I think we in the ontology community confuse our users a lot in many different ways when we try and get too clever, I spend a lot of time explaining to biologists a lot of the tacit knowledge they need to interpret our ontologies (sorry not really directed at PPO which I think other than the inverted structure is very intuitive) Perhaps there could be some way to flag these hierarchies so ontology browsers could behave appropriately. Apologies for being such a trad ontologist. I just want my hierarchies to look like hierarchies!

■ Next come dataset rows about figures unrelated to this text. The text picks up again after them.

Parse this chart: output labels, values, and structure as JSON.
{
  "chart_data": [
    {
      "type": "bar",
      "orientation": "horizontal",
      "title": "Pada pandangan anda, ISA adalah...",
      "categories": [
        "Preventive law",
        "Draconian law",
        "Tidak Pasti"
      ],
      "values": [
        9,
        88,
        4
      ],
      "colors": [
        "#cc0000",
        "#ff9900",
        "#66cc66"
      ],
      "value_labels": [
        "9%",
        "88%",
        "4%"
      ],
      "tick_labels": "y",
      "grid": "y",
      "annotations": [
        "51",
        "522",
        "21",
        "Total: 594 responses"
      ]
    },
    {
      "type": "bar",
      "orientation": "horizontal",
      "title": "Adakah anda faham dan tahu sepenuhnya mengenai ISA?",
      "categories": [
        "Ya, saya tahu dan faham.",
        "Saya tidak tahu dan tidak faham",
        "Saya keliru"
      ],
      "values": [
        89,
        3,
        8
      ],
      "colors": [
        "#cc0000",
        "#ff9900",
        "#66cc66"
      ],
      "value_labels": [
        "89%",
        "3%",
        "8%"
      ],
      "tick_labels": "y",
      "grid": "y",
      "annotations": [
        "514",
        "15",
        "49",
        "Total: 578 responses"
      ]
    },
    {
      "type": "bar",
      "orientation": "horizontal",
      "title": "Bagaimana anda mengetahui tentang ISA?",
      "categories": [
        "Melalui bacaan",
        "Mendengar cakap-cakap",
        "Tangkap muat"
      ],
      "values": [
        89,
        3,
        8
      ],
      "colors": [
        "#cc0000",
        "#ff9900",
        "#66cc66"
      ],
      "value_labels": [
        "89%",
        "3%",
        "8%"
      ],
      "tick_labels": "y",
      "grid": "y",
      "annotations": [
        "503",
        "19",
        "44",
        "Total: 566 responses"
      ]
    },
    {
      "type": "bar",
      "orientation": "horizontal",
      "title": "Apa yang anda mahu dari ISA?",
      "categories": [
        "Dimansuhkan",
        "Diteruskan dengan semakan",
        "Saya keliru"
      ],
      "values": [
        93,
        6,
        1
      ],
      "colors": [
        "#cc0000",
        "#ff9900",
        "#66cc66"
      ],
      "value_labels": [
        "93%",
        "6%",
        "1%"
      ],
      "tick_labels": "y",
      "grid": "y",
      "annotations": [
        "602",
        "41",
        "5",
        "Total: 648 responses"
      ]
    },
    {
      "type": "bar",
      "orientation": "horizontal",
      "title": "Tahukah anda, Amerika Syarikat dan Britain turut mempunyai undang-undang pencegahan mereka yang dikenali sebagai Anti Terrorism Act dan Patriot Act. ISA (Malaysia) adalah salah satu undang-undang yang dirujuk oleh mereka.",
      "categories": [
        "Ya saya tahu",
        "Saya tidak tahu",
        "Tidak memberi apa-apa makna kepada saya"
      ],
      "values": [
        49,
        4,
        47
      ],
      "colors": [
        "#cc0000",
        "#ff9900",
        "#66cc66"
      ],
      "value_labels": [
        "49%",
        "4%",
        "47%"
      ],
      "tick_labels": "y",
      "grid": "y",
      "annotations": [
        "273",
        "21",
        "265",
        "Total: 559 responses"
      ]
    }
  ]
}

We also like non-inverted hierarchies, but we are super happy with how our ontology is built and don't want to change the core of it. Yes, it is clever, but not too clever. Just clever enough for what we need. We plan to make more intuitive hierarchies available to our users for tagging their data or searching.

I do have a proposal for a pattern that allows some limited inversion while maintaining groupings in a trad hierarchy that I’ll post on the upheno issue when I get a chance

Please tag me when you post it!

I want PPO to be compatible with other OBO ontologies, but I think that our phenological traits are quite different from most biological traits in what they are describing (appearance of structures based on seasons and development, not genetic mutations), despite many similarities (nearly all characteristics are influenced by the environment). Therefore, I think it is most important that we be compatible with the PO and TO, and secondarily important to align with upheno.